Loans for enterprises belonged in 2024 mostly to SMEs (62.5 percent of loans for enterprises). In terms of product, the largest share in company loans belonged to operating loans (PLN 170.2 billion, an increase of 4.3 percent) and investment loans (PLN 164.2 billion, an increase of 4.8 percent).

– Panelists during the “Banking Sector” session under the European Economic Congress emphasized that the situation of the banking sector is good. What has come today during the discussion is above all a matter of record profits that did not escape the attention of politicians, the issue of sector's excessness and readiness to finance investments, which unfortunately is not there – says Jerzy Bombczyński, a lawyer in the area of ​​banking and finance in Baker McKenzie.

Reminds you that In the near future, Polish banks will have to finance a huge scale investments for energy transformation and in defense. In the coming decade, Poland is planning a record level of defense expenditure. According to Deloitte's estimates, the total expenditure for this purpose in 2025-2035 will amount to PLN 1.9 trillion. This is a significant increase compared to PLN 825 billion spent between 2014 and 2024. In turn, it is estimated that the full energy transformation by 2040 will consume from 1.5 to 1.6 trillion, and only in the next six years will require approximately PLN 600 billion.

In addition, this year's credit shares should support interest rate reductions, which in the market belief will start before the holidays, maybe even in May. They will reduce the cost of a loan that will become more available to companies. Its incurrence would also facilitate the deregulation in the sector that Rafał Brzoski's team is working on.

– Each sector needs deregulation, for example, we work at the Ministry of Finance on the law related to the Cooperative Bank sector. The old law must be simplified to adapt it to new conditions after twenty years – says Jurand Drop.

– In the government, we are working very hard on the deregulation proposals that come from the team we check. They are quite pointy, for example, information about what is happening if someone dies and how quickly banks receive information on closing the bank account. There are a lot of such proposals, they are coming, we evaluate them and we will go out with legislative initiatives following the deregulation process.

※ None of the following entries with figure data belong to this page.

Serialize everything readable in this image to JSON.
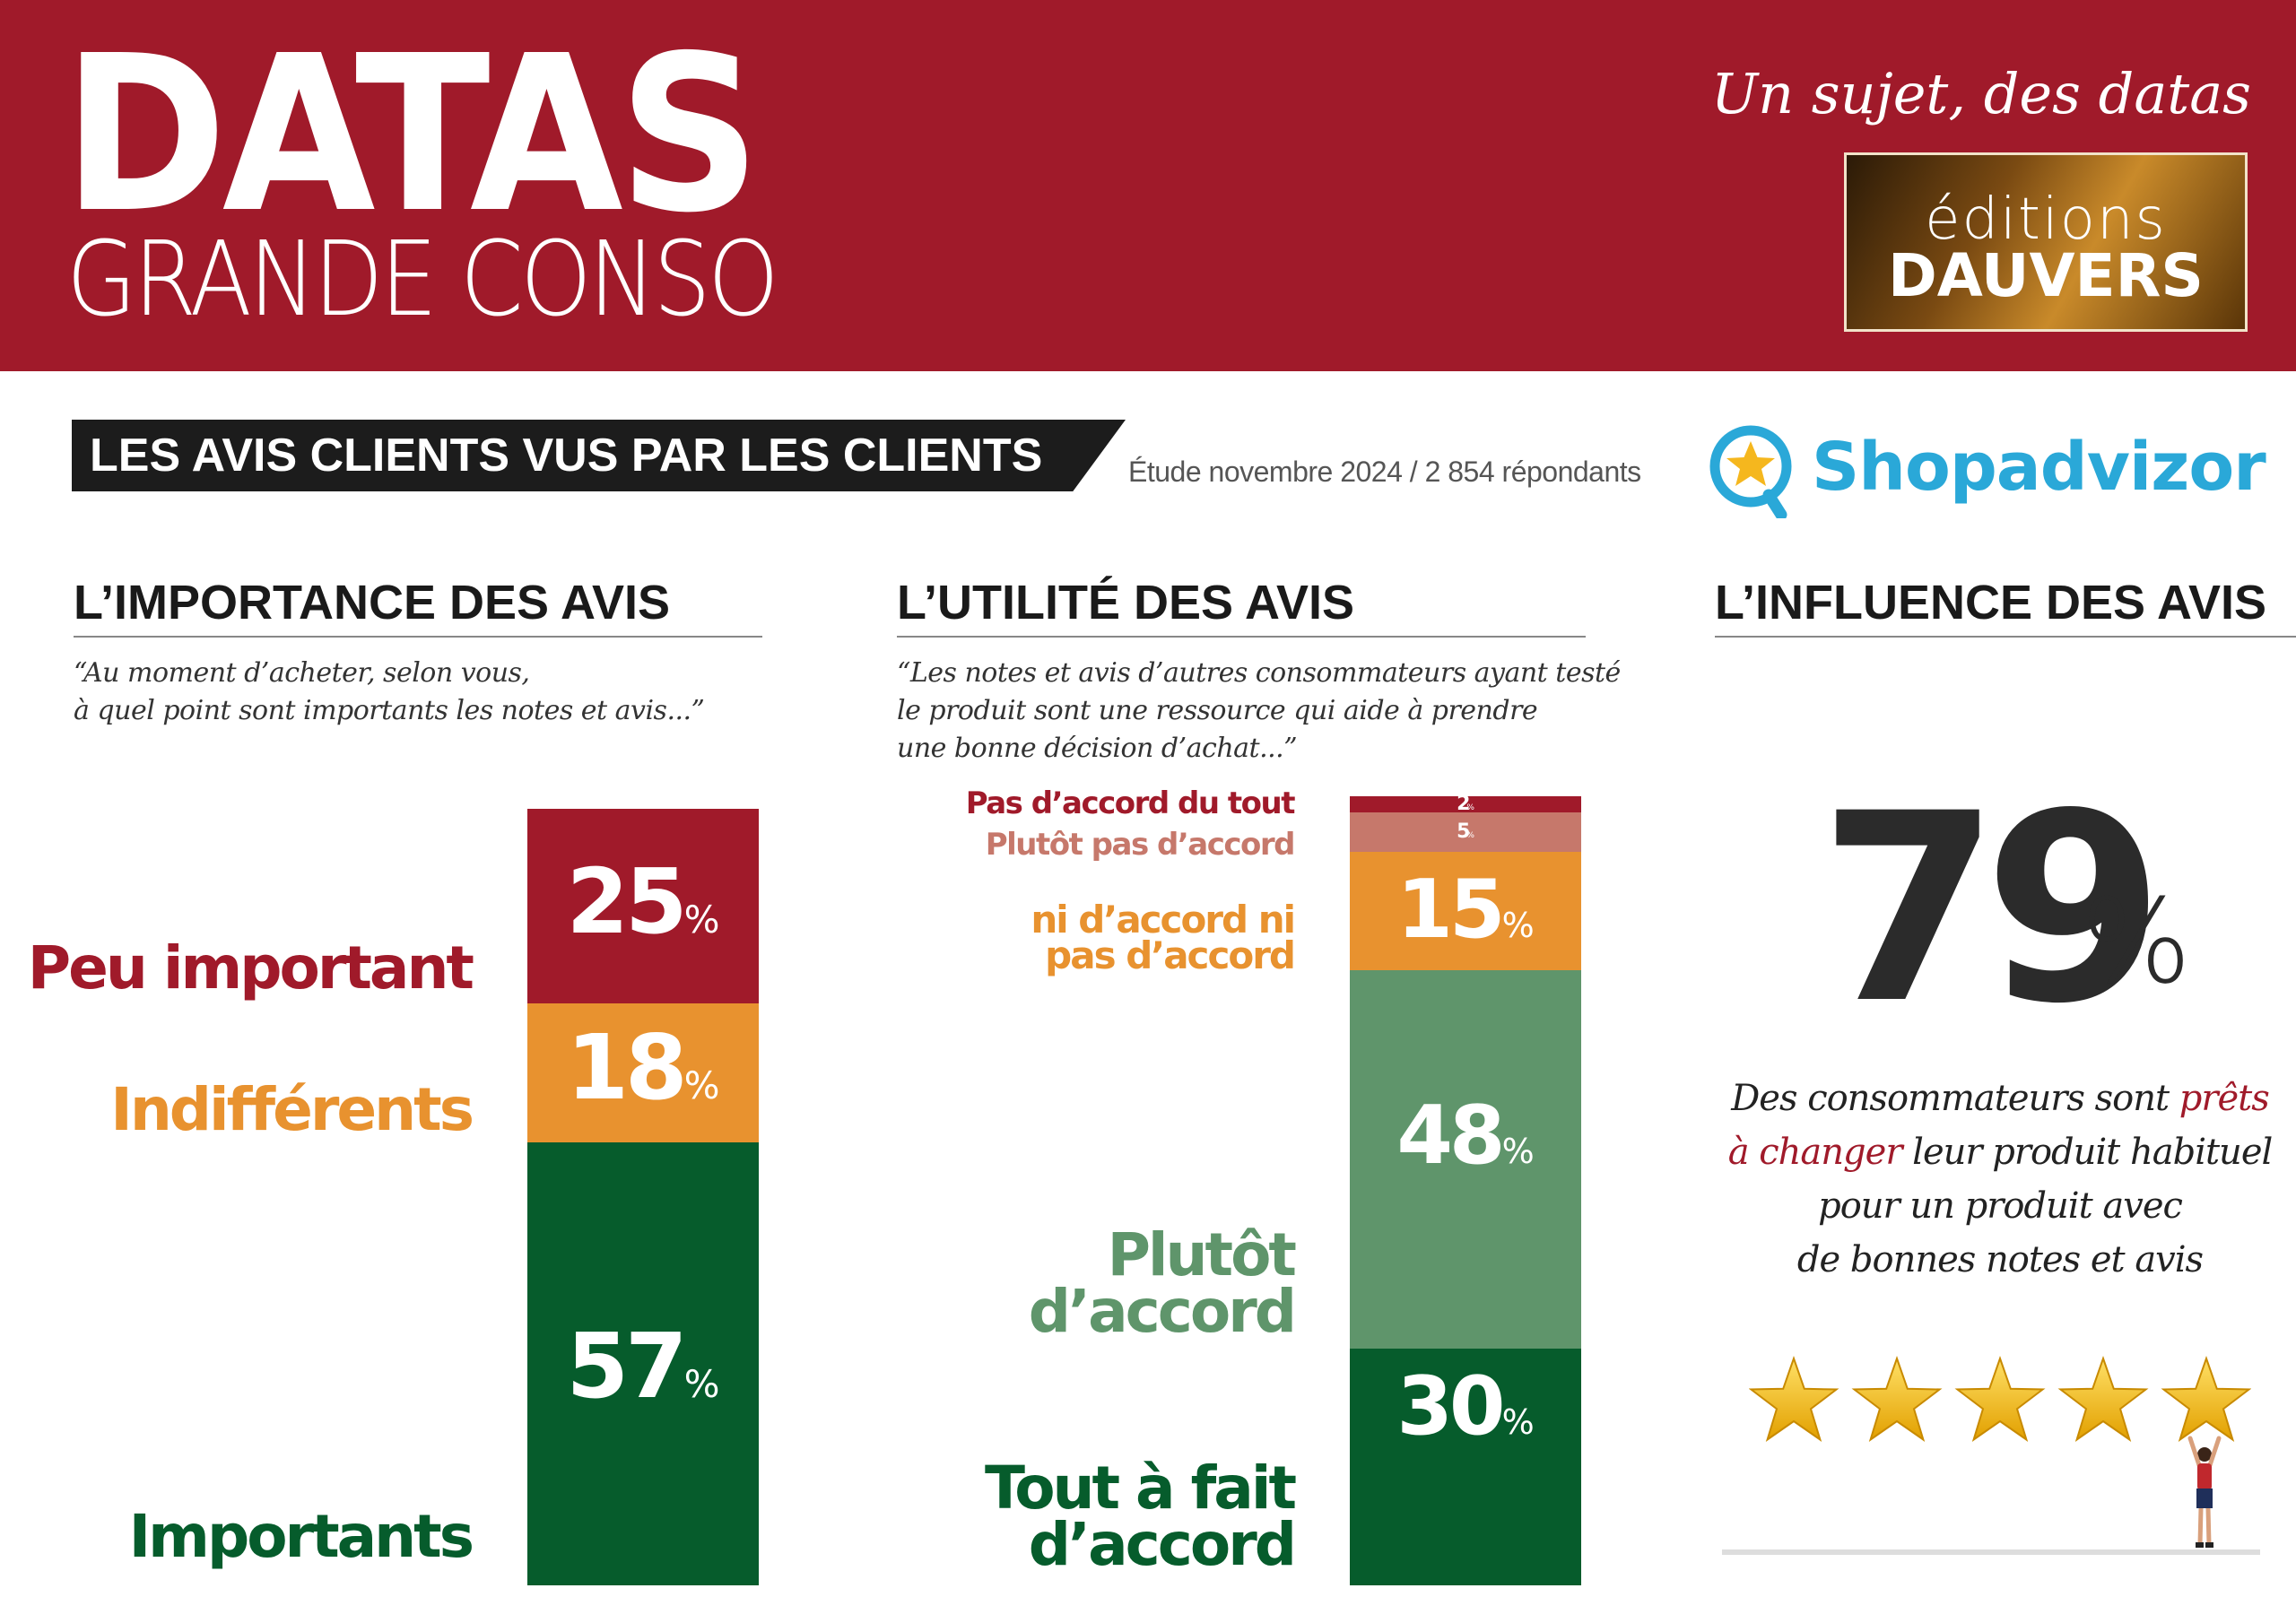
{
  "header": {
    "title": "DATAS",
    "subtitle": "GRANDE CONSO",
    "tagline": "Un sujet, des datas",
    "publisher_line1": "éditions",
    "publisher_line2": "DAUVERS",
    "brand_color": "#a01a2a"
  },
  "banner": {
    "title": "LES AVIS CLIENTS VUS PAR LES CLIENTS",
    "study": "Étude novembre 2024 / 2 854 répondants",
    "partner": "Shopadvizor",
    "partner_icon": "star-magnifier-icon"
  },
  "importance": {
    "title": "L’IMPORTANCE DES AVIS",
    "quote_line1": "“Au moment d’acheter, selon vous,",
    "quote_line2": "à quel point sont importants les notes et avis...”"
  },
  "utilite": {
    "title": "L’UTILITÉ DES AVIS",
    "quote_line1": "“Les notes et avis d’autres consommateurs ayant testé",
    "quote_line2": "le produit sont une ressource qui aide à prendre",
    "quote_line3": "une bonne décision d’achat...”"
  },
  "influence": {
    "title": "L’INFLUENCE DES AVIS",
    "value": "79",
    "unit": "%",
    "text_part1": "Des consommateurs sont ",
    "text_highlight1": "prêts",
    "text_highlight2": "à changer",
    "text_part2": " leur produit habituel",
    "text_line3": "pour un produit avec",
    "text_line4": "de bonnes notes et avis",
    "stars": 5,
    "star_icon": "star-icon",
    "highlight_color": "#a01a2a"
  },
  "chart_data": [
    {
      "type": "bar",
      "stacked": true,
      "unit": "%",
      "series": [
        {
          "name": "Importants",
          "value": 57,
          "color": "#065c2c"
        },
        {
          "name": "Indifférents",
          "value": 18,
          "color": "#e8922f"
        },
        {
          "name": "Peu important",
          "value": 25,
          "color": "#a01a2a"
        }
      ]
    },
    {
      "type": "bar",
      "stacked": true,
      "unit": "%",
      "series": [
        {
          "name": "Tout à fait d’accord",
          "value": 30,
          "color": "#065c2c"
        },
        {
          "name": "Plutôt d’accord",
          "value": 48,
          "color": "#5f956b"
        },
        {
          "name": "ni d’accord ni pas d’accord",
          "value": 15,
          "color": "#e8922f"
        },
        {
          "name": "Plutôt pas d’accord",
          "value": 5,
          "color": "#c6786b"
        },
        {
          "name": "Pas d’accord du tout",
          "value": 2,
          "color": "#a01a2a"
        }
      ]
    }
  ]
}
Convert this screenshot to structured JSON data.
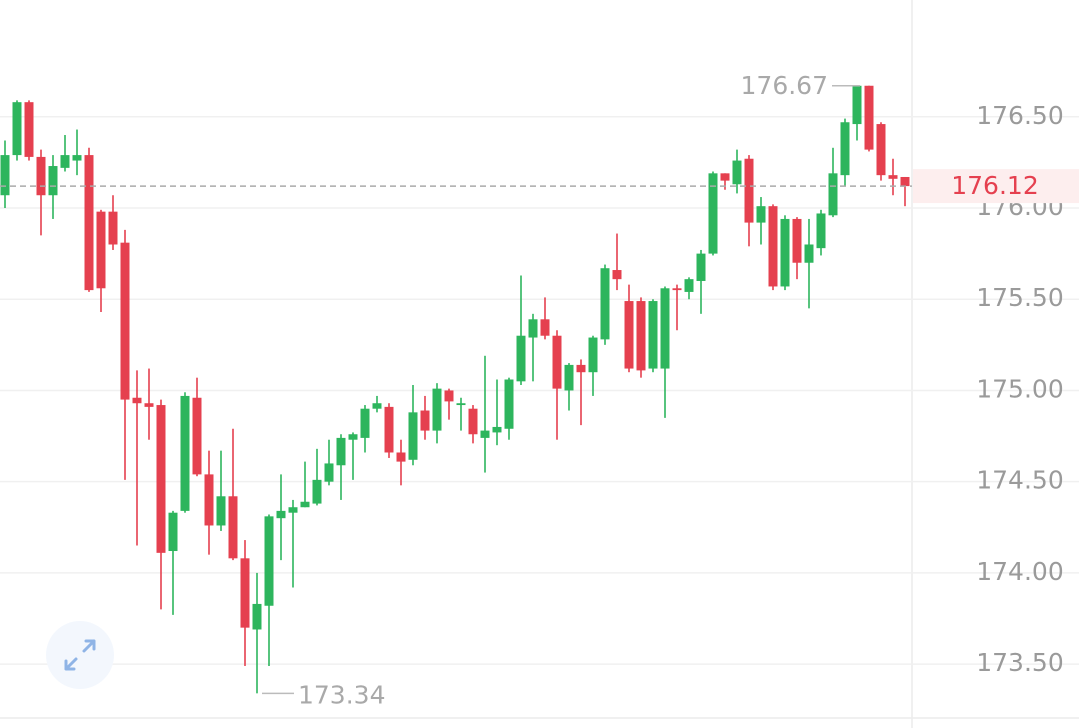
{
  "chart_data": {
    "type": "candlestick",
    "up_color": "#2db55d",
    "down_color": "#e5404f",
    "ylim": [
      173.15,
      177.14
    ],
    "yticks": [
      {
        "value": 173.5,
        "label": "173.50"
      },
      {
        "value": 174,
        "label": "174.00"
      },
      {
        "value": 174.5,
        "label": "174.50"
      },
      {
        "value": 175,
        "label": "175.00"
      },
      {
        "value": 175.5,
        "label": "175.50"
      },
      {
        "value": 176,
        "label": "176.00"
      },
      {
        "value": 176.5,
        "label": "176.50"
      }
    ],
    "grid": true,
    "high_marker": 176.67,
    "low_marker": 173.34,
    "last_price": 176.12,
    "open": [
      176.07,
      176.29,
      176.58,
      176.28,
      176.07,
      176.22,
      176.26,
      176.29,
      175.98,
      175.98,
      175.81,
      174.96,
      174.93,
      174.92,
      174.12,
      174.34,
      174.96,
      174.54,
      174.26,
      174.42,
      174.08,
      173.69,
      173.82,
      174.3,
      174.33,
      174.36,
      174.38,
      174.5,
      174.59,
      174.73,
      174.74,
      174.9,
      174.91,
      174.66,
      174.62,
      174.89,
      174.78,
      175.0,
      174.92,
      174.9,
      174.74,
      174.77,
      174.79,
      175.05,
      175.29,
      175.39,
      175.3,
      175.0,
      175.14,
      175.1,
      175.28,
      175.66,
      175.49,
      175.49,
      175.12,
      175.12,
      175.56,
      175.54,
      175.6,
      175.75,
      176.19,
      176.13,
      176.27,
      175.92,
      176.01,
      175.57,
      175.94,
      175.7,
      175.78,
      175.96,
      176.18,
      176.46,
      176.67,
      176.46,
      176.18,
      176.17
    ],
    "high": [
      176.37,
      176.59,
      176.59,
      176.32,
      176.29,
      176.4,
      176.43,
      176.33,
      175.99,
      176.07,
      175.88,
      175.11,
      175.12,
      174.95,
      174.34,
      174.99,
      175.07,
      174.67,
      174.67,
      174.79,
      174.18,
      174.0,
      174.32,
      174.54,
      174.4,
      174.61,
      174.68,
      174.73,
      174.76,
      174.77,
      174.92,
      174.97,
      174.93,
      174.73,
      175.03,
      174.97,
      175.04,
      175.01,
      174.96,
      174.92,
      175.19,
      175.06,
      175.07,
      175.63,
      175.42,
      175.51,
      175.33,
      175.15,
      175.17,
      175.3,
      175.69,
      175.86,
      175.58,
      175.51,
      175.5,
      175.57,
      175.58,
      175.62,
      175.77,
      176.2,
      176.19,
      176.32,
      176.29,
      176.06,
      176.02,
      175.96,
      175.95,
      175.94,
      175.99,
      176.33,
      176.49,
      176.67,
      176.67,
      176.47,
      176.27,
      176.17
    ],
    "low": [
      176.0,
      176.26,
      176.26,
      175.85,
      175.94,
      176.2,
      176.18,
      175.54,
      175.43,
      175.77,
      174.51,
      174.15,
      174.73,
      173.8,
      173.77,
      174.33,
      174.53,
      174.1,
      174.23,
      174.07,
      173.49,
      173.34,
      173.49,
      174.07,
      173.92,
      174.36,
      174.37,
      174.48,
      174.4,
      174.51,
      174.66,
      174.88,
      174.63,
      174.48,
      174.59,
      174.73,
      174.71,
      174.84,
      174.78,
      174.71,
      174.55,
      174.7,
      174.73,
      175.03,
      175.05,
      175.28,
      174.73,
      174.89,
      174.81,
      174.97,
      175.25,
      175.55,
      175.1,
      175.07,
      175.1,
      174.85,
      175.33,
      175.5,
      175.42,
      175.74,
      176.1,
      176.08,
      175.79,
      175.8,
      175.55,
      175.55,
      175.61,
      175.45,
      175.74,
      175.95,
      176.12,
      176.37,
      176.31,
      176.15,
      176.07,
      176.01
    ],
    "close": [
      176.29,
      176.58,
      176.28,
      176.07,
      176.23,
      176.29,
      176.29,
      175.55,
      175.56,
      175.8,
      174.95,
      174.93,
      174.91,
      174.11,
      174.33,
      174.97,
      174.54,
      174.26,
      174.42,
      174.08,
      173.7,
      173.83,
      174.31,
      174.34,
      174.36,
      174.39,
      174.51,
      174.6,
      174.74,
      174.76,
      174.9,
      174.93,
      174.66,
      174.61,
      174.88,
      174.78,
      175.01,
      174.94,
      174.93,
      174.76,
      174.78,
      174.8,
      175.06,
      175.3,
      175.39,
      175.3,
      175.01,
      175.14,
      175.1,
      175.29,
      175.67,
      175.61,
      175.12,
      175.11,
      175.49,
      175.56,
      175.55,
      175.61,
      175.75,
      176.19,
      176.15,
      176.26,
      175.92,
      176.01,
      175.57,
      175.94,
      175.7,
      175.8,
      175.97,
      176.19,
      176.47,
      176.67,
      176.32,
      176.18,
      176.16,
      176.12
    ]
  }
}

The banks themselves as The most urgent deregulation demands indicated, among others, the need to simplify the loan process of entrepreneurs – Granting access to credit registers to entities from the financial sector (leasing, factoring, debt funds). They also raised the legitimacy of the introduction of regulations for bank guarantees in infrastructure investments, which would reduce the risk for the construction sector and improve the financing of infrastructure projects or limiting the duplicate bank reporting to various institutions.

– The regulation itself and deregulation are always only an instrument to achieve a goal. And what is definitely a problem in the context of the regulatory environment is the scale of legal risk affected by the financial sector in Poland. I mean the situation related to franc loans, which in an unprecedented way, in terms of European Union markets, decided how the dynamics of dealing with this legal risk looked like for many years – indicates Jerzy Bombczyński. – Poland still has to deal with the consequences of this huge scale of legal risk. During the discussion, it was emphasized several times that the Polish banking market does not seem too attractive for foreign investors. There have been no transactions on banking assets for many years that would attract a significant foreign investor.

Source:

Ashley Davis

I’m Ashley Davis as an editor, I’m committed to upholding the highest standards of integrity and accuracy in every piece we publish. My work is driven by curiosity, a passion for truth, and a belief that journalism plays a crucial role in shaping public discourse. I strive to tell stories that not only inform but also inspire action and conversation.